Landlords have been left disappointed after House of Fraser's CVA was passed today, with some even considering legal action.
Creditors threw a lifeline to the department store chain by approving rescue plans that will result in half of the retailer's sites being closed.
Possible legal challenge
Two advisers to a group of the affected landlords said that the result was "disappointing".
Mark Fry of law firm Begbies Traynor and Charlotte Coates of JLL said that landlords' voting power reduced by 75 per cent, meaning "the odds were always stacked against them".
"The landlords now have a 28-day window to consider whether to make a legal challenge against the process and will be looking at their options closely," they said.
The debate isn't over
Another law firm Bryan Cave Leighton Paisner, has also been linked to House of Fraser landlords.
Today Ben Jones, head of restructuring & insolvency at BCLP, said that the approval of the CVA "does not mean that the debate is over".
"Many questions remain including over the fairness of imposing compromises only on landlords and the fairness of the voting weight given to landlords, compared to other creditors, when only landlords are being compromised.

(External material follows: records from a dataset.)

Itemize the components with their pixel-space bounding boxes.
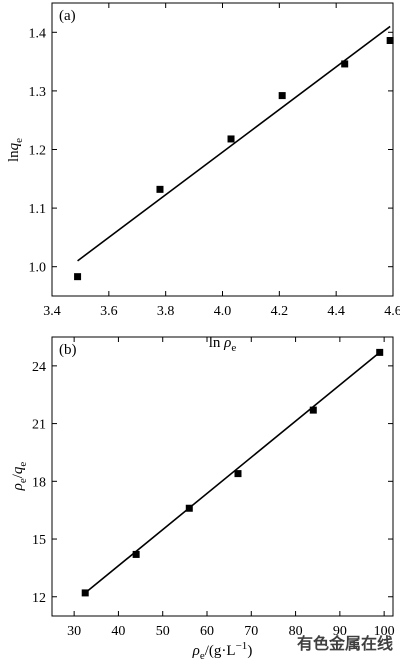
data-point	[81, 589, 89, 597]
watermark: 有色金属在线	[297, 634, 393, 653]
x-tick-label: 4.0	[214, 304, 232, 319]
y-axis-title-subscript-2: e	[17, 462, 29, 467]
y-tick-label: 1.2	[29, 144, 47, 159]
panel-label: (b)	[59, 342, 77, 358]
x-axis-title: ρe/(g·L−1)	[192, 640, 253, 659]
y-tick-label: 24	[32, 360, 46, 375]
x-tick-label: 50	[156, 624, 170, 639]
panel-a-chart: (a) 3.4 3.6 3.8 4.0 4.2 4.4 4.6 1.0 1.1 1.2 1.3 1.4 l…	[6, 2, 400, 354]
x-axis-title-subscript: e	[231, 342, 236, 354]
data-point	[74, 273, 82, 281]
y-tick-label: 1.1	[29, 202, 47, 217]
x-tick-label: 90	[333, 624, 347, 639]
y-axis-title-symbol: q	[6, 142, 22, 150]
data-point	[227, 135, 235, 143]
y-tick-label: 12	[32, 591, 46, 606]
fit-line	[77, 25, 391, 262]
x-tick-label: 70	[244, 624, 258, 639]
x-tick-label: 3.4	[43, 304, 61, 319]
x-axis-title-unit: /(g·L	[205, 643, 236, 659]
data-point	[309, 406, 317, 414]
data-point	[341, 60, 349, 68]
x-tick-label: 80	[289, 624, 303, 639]
y-axis-title-subscript: e	[17, 478, 29, 483]
x-axis-title-symbol: ρ	[223, 335, 231, 351]
x-axis-title-symbol: ρ	[192, 643, 200, 659]
x-tick-label: 4.6	[384, 304, 400, 319]
y-axis-title: ρe/qe	[10, 462, 29, 492]
x-tick-label: 100	[374, 624, 395, 639]
plot-frame	[51, 2, 394, 297]
y-axis-title: lnqe	[6, 138, 25, 162]
y-axis-title-symbol: ρ	[10, 483, 26, 491]
fit-line	[84, 351, 381, 594]
y-tick-label: 1.4	[29, 26, 47, 41]
plot-frame	[51, 336, 394, 617]
data-point	[132, 550, 140, 558]
y-tick-label: 1.3	[29, 85, 47, 100]
y-tick-label: 21	[32, 418, 46, 433]
x-axis-title-part: ln	[209, 335, 224, 351]
data-point	[156, 185, 164, 193]
data-point	[185, 504, 193, 512]
x-tick-label: 3.8	[157, 304, 175, 319]
x-tick-label: 30	[67, 624, 81, 639]
data-point	[386, 37, 394, 45]
data-point	[234, 470, 242, 478]
panel-label: (a)	[59, 8, 76, 24]
x-tick-label: 4.4	[327, 304, 345, 319]
y-tick-label: 1.0	[29, 261, 47, 276]
panel-b-chart: (b)30 40 50 60 70 80 90 1001215182124ρe/(g·L−1)…	[10, 336, 395, 659]
x-tick-label: 40	[111, 624, 125, 639]
y-axis-title-part: ln	[6, 150, 22, 162]
y-axis-title-slash: /	[10, 473, 26, 478]
data-point	[278, 92, 286, 100]
y-axis-title-symbol-2: q	[10, 466, 26, 474]
y-axis-title-subscript: e	[13, 138, 25, 143]
y-tick-label: 15	[32, 533, 46, 548]
y-tick-label: 18	[32, 475, 46, 490]
x-tick-label: 60	[200, 624, 214, 639]
x-axis-title: ln ρe	[209, 335, 237, 354]
x-tick-label: 3.6	[100, 304, 118, 319]
x-tick-label: 4.2	[271, 304, 289, 319]
data-point	[376, 348, 384, 356]
x-axis-title-subscript: e	[200, 650, 205, 659]
x-axis-title-superscript: −1	[236, 640, 248, 652]
x-axis-title-unit-end: )	[247, 643, 252, 659]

"Bryan Cave Leighton Paisner continue to advise landlords and other stakeholders on their options when they are presented with a CVA."
Defence against the dark arts
The British Property Federation criticised House of Fraser when news of the CVA first emerged, saying that the retailer had not followed usual practice of discussing the plans with landlords.

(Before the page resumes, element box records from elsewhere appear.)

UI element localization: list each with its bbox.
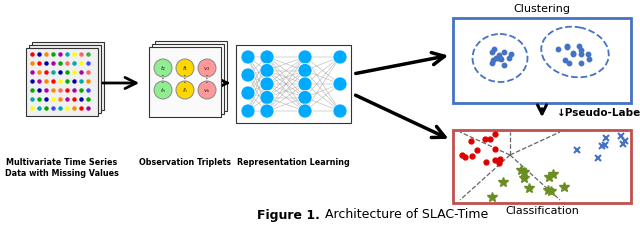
Circle shape [198,81,216,99]
Circle shape [298,64,312,77]
Text: tₙ: tₙ [161,88,166,92]
Circle shape [260,77,274,91]
Circle shape [154,81,172,99]
Text: Classification: Classification [505,206,579,216]
Circle shape [260,64,274,77]
Text: Multivariate Time Series
Data with Missing Values: Multivariate Time Series Data with Missi… [5,158,119,178]
Circle shape [154,59,172,77]
Circle shape [198,59,216,77]
Text: ⋮: ⋮ [202,74,212,84]
Circle shape [260,50,274,64]
Bar [236,45,351,123]
Bar [26,48,98,116]
Text: ⋮: ⋮ [180,74,190,84]
Bar [155,41,227,111]
Text: vₙ: vₙ [204,88,210,92]
Bar [29,45,101,113]
Circle shape [260,91,274,104]
Bar [453,130,631,203]
Bar [453,18,631,103]
Circle shape [176,81,194,99]
Circle shape [241,50,255,64]
Bar [32,42,104,110]
Circle shape [241,68,255,82]
Circle shape [241,86,255,100]
Circle shape [176,59,194,77]
Text: Observation Triplets: Observation Triplets [139,158,231,167]
Text: ↓Pseudo-Labels: ↓Pseudo-Labels [557,108,640,118]
Text: Architecture of SLAC-Time: Architecture of SLAC-Time [321,209,488,222]
Text: t₁: t₁ [161,66,166,70]
Circle shape [298,50,312,64]
Circle shape [333,77,347,91]
Text: v₁: v₁ [204,66,210,70]
Text: Representation Learning: Representation Learning [237,158,349,167]
Circle shape [298,77,312,91]
Circle shape [298,104,312,118]
Circle shape [260,104,274,118]
Circle shape [333,104,347,118]
Bar [152,44,224,114]
Bar [149,47,221,117]
Circle shape [241,104,255,118]
Circle shape [333,50,347,64]
Text: ⋮: ⋮ [158,74,168,84]
Text: Figure 1.: Figure 1. [257,209,320,222]
Text: Clustering: Clustering [513,4,570,14]
Text: f₁: f₁ [182,66,188,70]
Circle shape [298,91,312,104]
Text: fₙ: fₙ [182,88,188,92]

Melanie Leech, chief executive of the BPF, said that the House of Fraser meeting showed the "dark arts" of how CVA votes are put together.

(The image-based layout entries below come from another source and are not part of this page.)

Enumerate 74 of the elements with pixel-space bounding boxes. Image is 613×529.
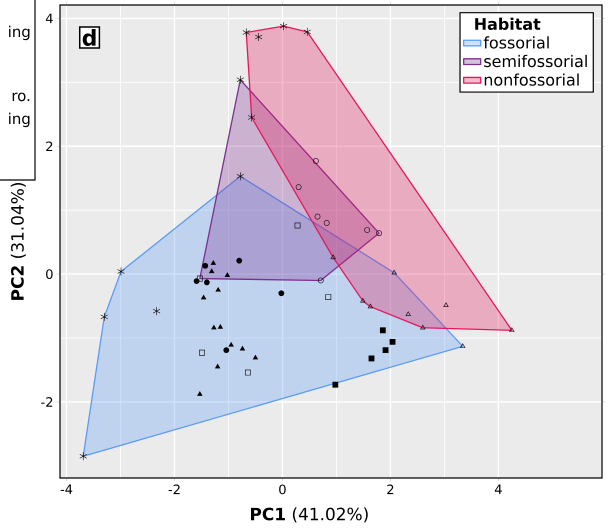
x-tick-label: 2 <box>387 484 394 494</box>
point <box>117 267 125 276</box>
point <box>224 272 230 277</box>
point <box>364 227 370 233</box>
point <box>278 290 284 296</box>
annotation: d <box>82 29 96 46</box>
point <box>236 258 242 264</box>
point <box>382 347 388 354</box>
x-tick-label: -2 <box>168 484 180 494</box>
point <box>368 356 374 362</box>
point <box>376 230 382 236</box>
point <box>194 278 200 284</box>
point <box>324 220 330 226</box>
point <box>332 382 338 388</box>
point <box>248 113 256 122</box>
point <box>100 312 108 322</box>
point <box>152 306 160 316</box>
point <box>79 452 87 461</box>
point <box>296 184 302 190</box>
point <box>197 391 202 396</box>
x-tick-label: 4 <box>494 484 502 494</box>
point <box>314 214 320 220</box>
y-tick-label: -2 <box>41 397 52 407</box>
x-tick-label: -4 <box>60 484 72 494</box>
point <box>392 270 397 274</box>
point <box>254 32 262 42</box>
x-axis-title: PC1 (41.02%) <box>250 507 368 522</box>
point <box>215 364 220 368</box>
point <box>318 278 324 284</box>
point <box>368 304 373 308</box>
point <box>240 346 246 350</box>
legend-title: Habitat <box>475 18 540 30</box>
point <box>406 311 411 316</box>
point <box>199 350 205 356</box>
point <box>294 222 300 228</box>
point <box>242 28 250 37</box>
point <box>330 254 336 260</box>
y-tick-label: 0 <box>46 269 53 279</box>
point <box>280 22 288 30</box>
point <box>209 268 214 274</box>
point <box>223 347 230 354</box>
point <box>420 324 426 330</box>
point <box>244 370 251 376</box>
y-axis-title: PC2 (31.04%) <box>10 183 26 300</box>
legend-label: fossorial <box>484 36 549 49</box>
legend-label: nonfossorial <box>484 73 579 86</box>
point <box>380 327 386 334</box>
legend-label: semifossorial <box>484 54 587 68</box>
point <box>204 280 210 286</box>
point <box>390 338 396 345</box>
point <box>252 354 258 360</box>
point <box>312 158 319 164</box>
text: ing <box>9 26 30 40</box>
point <box>196 276 203 282</box>
point <box>236 172 244 181</box>
point <box>202 262 208 269</box>
point <box>211 324 216 330</box>
text: ing <box>9 112 30 128</box>
point <box>460 343 466 348</box>
point <box>210 260 216 265</box>
point <box>228 342 234 347</box>
y-tick-label: 2 <box>46 141 52 152</box>
point <box>303 28 312 36</box>
point <box>218 324 223 329</box>
x-tick-label: 0 <box>279 484 286 494</box>
point <box>443 302 449 308</box>
point <box>325 294 332 300</box>
point <box>236 75 244 84</box>
point <box>360 298 366 303</box>
point <box>216 287 221 292</box>
y-tick-label: 4 <box>46 14 53 24</box>
text: ro. <box>12 92 30 102</box>
point <box>201 294 206 300</box>
point <box>509 327 514 332</box>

"Ultimately, confidence is at an all-time low in the process and that needs to remedied as there will be more CVAs," she said.
A threat to the legal system
Revo, an organisation which represents occupiers, landlords, councils and advisers in the retail property sector, has previously called on politicians to take action on the CVA process.
The organisation's president Mark Williams said: “This apparent ease with which some retailers are exiting leases entered into in good faith not only deters companies from investing in our town centres, it fundamentally undermines the UK legal system where contract is sacrosanct."
Time for change
Dan Simms, co-head of retail at Colliers told City A.M. that today could mark a "gear-change" in the perception of the CVA process.
"Because there's a whole perception that they've being used and abused, as well as a few genuine cases, it's really muddying the waters."